A neta assiste televisão. São sete e meia da manhã. Ela está despreocupada no sofá. Sua avó desce a escada. Ela está pasma. A neta nem lhe dá bola. Mas a avó se aproxima.
- O que você está fazendo aí?
- Nada.
- E a missa?
- Esqueci completamente.
O sofá fica vazio. As pantufas são abandonadas. A escada é golpeada rapidamente. Os degraus são tocados suavemente. O armário abre-se. Uma calça jeans, uma camiseta e uma sapatilha são arrancadas das gavetas. O quarto recebe mais um corpo. O pijama é despido. A cama é sentada. As roupas são vestidas. O guarda-chuva é pegado. A escada é novamente utilizada. Aos ponta-pés. Ao balé. E o guarda-roupa, no quarto revirado, fica aberto.
Um pouco mais tarde, enquanto o carro é deslocado, lembra-se:
- Filhinha, você tirou o frango da geladeira?
- Era para tirar, vó?
- Eu não te avisei?
- Será que a Lourdes pode fazer isso?
- Você está com o celular aí?
- Alô?
- Lourdes, querida, você pode tirar o frango para o almoço?
- É pra fritar, dona?
Na igreja, a missa não anda. O sono geral toma conta. E começa a chover. O sermão parece para surdos. Mas a chuva bate o ponto de saída. O sol entra no seu turno. É o momento da comunhão. Centenas de preces são entoadas.
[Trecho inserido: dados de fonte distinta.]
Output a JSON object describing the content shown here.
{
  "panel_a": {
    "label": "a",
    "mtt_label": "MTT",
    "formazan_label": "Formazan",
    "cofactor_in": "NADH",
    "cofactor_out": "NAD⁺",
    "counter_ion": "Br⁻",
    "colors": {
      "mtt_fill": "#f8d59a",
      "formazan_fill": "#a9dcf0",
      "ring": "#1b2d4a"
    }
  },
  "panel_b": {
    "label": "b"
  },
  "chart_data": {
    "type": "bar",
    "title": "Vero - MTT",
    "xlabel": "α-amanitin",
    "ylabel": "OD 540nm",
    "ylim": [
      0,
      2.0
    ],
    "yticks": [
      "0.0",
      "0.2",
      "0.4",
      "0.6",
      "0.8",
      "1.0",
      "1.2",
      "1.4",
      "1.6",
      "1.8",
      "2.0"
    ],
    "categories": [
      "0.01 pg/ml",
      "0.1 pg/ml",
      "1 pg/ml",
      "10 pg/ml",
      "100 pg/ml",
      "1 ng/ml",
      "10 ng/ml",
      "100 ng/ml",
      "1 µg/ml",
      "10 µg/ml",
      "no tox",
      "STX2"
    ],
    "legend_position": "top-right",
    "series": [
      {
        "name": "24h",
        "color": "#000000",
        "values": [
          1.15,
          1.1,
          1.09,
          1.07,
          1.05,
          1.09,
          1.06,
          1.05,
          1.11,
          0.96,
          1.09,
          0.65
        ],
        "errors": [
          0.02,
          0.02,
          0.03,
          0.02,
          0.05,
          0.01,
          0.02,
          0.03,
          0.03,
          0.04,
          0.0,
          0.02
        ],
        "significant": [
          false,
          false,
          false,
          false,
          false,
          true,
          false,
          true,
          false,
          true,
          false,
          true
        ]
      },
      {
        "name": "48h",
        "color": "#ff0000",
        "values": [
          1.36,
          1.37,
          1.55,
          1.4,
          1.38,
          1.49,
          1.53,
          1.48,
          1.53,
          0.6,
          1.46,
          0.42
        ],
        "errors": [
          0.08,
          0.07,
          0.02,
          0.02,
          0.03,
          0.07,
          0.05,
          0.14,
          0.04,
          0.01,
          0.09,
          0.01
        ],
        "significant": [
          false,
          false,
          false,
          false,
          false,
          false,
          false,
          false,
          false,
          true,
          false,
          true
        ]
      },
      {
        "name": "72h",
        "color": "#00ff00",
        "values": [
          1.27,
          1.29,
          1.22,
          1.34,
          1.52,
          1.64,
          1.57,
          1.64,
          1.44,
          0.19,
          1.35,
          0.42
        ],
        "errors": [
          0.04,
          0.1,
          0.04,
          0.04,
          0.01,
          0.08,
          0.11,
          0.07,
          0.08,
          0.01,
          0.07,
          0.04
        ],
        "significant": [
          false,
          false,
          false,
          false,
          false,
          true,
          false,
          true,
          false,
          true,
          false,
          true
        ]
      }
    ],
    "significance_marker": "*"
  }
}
- Ides em paz e recordes de Deus, Nosso Senhor.
De volta à casa, o frango está bem frito, as três mulheres ocupam a mesa e o almoço está servido. Um garfo é tombado sobre o prato. A avó abaixa a cabeça. Ouve-se o choro.
- Tudo bem, vovó?
- Dona, se lembrou do sermão?
- Não, minhas queridas, deixei o guarda-chuva na paróquia.